Élisabeth Lévy - "Sommet de la loufoquerie adminstrative dans nos théâtres"

Cela ne vous aura pas échappé : il y a bien du public dans nos salles de spectacle. Enfin, quel public ! Ce sont des figurants, autrement dit des intermittents du spectacle, qui feignent les réactions spontanées. Quant à vous, vaccinés ou pas, immunisés ou pas, vous devrez attendre que Roselyne Bachelot se résolve à faire place belle à la culture.
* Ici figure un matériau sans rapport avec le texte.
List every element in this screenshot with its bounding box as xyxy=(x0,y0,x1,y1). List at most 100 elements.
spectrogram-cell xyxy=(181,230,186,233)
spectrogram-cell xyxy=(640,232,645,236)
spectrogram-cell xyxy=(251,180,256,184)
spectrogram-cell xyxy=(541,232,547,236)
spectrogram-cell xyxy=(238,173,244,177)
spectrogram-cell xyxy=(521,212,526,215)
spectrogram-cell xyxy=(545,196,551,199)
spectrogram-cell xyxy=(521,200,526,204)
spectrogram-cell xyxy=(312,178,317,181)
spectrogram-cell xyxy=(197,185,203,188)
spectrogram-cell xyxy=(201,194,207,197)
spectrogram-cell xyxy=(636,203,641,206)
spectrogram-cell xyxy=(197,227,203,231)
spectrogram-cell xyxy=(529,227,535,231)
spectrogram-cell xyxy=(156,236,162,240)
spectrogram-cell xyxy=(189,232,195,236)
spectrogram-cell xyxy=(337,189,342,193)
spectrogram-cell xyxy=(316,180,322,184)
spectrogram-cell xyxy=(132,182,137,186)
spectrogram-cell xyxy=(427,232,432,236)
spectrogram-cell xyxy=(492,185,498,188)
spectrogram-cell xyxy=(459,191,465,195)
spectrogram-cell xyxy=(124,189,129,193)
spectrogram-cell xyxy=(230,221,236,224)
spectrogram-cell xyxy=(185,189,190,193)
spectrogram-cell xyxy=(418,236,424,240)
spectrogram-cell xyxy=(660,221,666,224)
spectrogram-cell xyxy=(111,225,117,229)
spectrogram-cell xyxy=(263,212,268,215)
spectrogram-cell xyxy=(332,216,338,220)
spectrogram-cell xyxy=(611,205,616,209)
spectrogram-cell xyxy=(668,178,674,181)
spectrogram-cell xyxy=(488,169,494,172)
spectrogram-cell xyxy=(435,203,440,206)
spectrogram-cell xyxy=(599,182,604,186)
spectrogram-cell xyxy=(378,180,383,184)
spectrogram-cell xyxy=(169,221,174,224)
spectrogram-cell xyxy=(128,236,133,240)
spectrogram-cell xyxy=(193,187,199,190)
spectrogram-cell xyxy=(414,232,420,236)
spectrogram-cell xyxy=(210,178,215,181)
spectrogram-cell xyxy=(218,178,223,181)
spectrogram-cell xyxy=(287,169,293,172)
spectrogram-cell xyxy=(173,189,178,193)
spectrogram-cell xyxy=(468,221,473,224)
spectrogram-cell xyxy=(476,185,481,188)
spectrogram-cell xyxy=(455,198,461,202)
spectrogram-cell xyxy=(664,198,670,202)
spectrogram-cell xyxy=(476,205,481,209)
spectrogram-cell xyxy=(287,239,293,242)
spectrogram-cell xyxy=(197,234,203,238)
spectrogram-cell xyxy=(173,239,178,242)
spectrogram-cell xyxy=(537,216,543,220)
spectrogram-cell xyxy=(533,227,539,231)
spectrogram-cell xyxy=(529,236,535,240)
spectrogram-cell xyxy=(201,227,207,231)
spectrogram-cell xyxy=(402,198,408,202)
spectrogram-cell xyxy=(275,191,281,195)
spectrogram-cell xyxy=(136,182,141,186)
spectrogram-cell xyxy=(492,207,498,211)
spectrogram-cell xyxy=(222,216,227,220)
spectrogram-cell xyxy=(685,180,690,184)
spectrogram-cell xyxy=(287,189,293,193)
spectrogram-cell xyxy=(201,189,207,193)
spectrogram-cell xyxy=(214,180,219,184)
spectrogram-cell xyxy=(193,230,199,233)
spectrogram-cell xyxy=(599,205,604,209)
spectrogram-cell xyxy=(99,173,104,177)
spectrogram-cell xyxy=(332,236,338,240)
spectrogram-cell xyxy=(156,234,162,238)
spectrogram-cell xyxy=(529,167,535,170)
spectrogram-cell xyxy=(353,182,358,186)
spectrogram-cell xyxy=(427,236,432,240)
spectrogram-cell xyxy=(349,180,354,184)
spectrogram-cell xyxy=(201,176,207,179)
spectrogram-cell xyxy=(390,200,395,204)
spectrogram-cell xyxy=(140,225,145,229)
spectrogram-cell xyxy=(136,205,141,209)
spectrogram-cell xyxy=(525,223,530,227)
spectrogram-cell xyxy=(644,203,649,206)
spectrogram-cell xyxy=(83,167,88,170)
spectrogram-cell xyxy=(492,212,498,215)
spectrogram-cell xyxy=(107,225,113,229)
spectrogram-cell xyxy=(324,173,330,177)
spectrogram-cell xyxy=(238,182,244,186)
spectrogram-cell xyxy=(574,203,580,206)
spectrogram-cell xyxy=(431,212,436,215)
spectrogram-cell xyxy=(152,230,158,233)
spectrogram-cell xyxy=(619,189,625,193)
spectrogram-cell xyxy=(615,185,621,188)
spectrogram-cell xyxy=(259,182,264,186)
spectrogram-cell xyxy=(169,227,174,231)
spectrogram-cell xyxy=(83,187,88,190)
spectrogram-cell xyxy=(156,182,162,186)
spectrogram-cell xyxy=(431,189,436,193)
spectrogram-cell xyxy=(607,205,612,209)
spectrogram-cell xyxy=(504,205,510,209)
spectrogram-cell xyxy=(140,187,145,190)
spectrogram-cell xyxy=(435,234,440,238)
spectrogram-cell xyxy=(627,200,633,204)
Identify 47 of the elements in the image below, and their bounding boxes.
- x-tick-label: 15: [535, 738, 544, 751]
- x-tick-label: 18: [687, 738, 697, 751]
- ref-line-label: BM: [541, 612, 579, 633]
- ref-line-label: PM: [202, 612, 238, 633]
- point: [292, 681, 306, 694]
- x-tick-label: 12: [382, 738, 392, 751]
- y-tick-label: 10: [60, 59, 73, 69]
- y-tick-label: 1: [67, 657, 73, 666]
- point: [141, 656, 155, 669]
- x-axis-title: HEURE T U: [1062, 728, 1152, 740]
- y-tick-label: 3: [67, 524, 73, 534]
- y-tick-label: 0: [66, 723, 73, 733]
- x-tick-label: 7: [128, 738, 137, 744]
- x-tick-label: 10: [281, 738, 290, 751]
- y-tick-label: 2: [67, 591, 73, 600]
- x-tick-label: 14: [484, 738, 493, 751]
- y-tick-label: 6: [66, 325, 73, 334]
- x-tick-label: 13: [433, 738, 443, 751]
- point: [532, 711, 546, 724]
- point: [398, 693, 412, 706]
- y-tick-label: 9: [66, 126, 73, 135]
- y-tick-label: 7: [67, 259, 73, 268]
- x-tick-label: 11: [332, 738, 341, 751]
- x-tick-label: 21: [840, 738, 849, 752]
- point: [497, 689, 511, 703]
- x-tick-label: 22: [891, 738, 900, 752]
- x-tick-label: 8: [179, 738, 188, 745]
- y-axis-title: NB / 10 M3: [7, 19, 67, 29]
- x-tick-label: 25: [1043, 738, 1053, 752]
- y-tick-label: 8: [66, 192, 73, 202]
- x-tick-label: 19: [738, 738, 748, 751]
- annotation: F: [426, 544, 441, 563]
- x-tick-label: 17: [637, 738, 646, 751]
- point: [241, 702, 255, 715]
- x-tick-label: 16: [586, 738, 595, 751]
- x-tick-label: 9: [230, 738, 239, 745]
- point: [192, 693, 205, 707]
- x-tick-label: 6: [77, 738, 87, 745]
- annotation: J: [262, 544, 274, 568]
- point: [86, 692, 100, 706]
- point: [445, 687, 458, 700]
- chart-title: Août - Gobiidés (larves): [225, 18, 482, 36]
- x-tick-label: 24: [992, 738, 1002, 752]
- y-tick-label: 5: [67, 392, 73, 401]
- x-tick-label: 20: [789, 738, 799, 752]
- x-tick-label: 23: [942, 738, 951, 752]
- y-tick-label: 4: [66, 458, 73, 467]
Les théâtres sont vides, ou presque, puisque seuls les intermittents du spectacle sont autorisés à jouer le public. (HolgersFotografie / Pixabay)

 

Les théâtres sont certes fermés mais pas vidés de toute vie humaine.
En attendant la possible réouverture - Roselyne Bachelot a autorisé des concerts-tests -, des spectacles
sont joués, pour la télévision ou pour des représentations à distance : vous achetez votre billet et vous voyez le spectacle en direct et sur écran.
L’ennui, c’est qu’un spectacle sans applaudissements, sans rires, sans réactions de la salle, bref, un spectacle sans public, ce n’est pas vraiment un spectacle. Pour les comédiens comme pour les spectateurs. Si vous regardez Phèdre derrière un écran affalé sur un canapé avec votre bol de pop-corn, entendre des rires, des voix et des raclements de gorges de vos voisins virtuels est supposé parfaire l’illusion. Vous serez au théâtre.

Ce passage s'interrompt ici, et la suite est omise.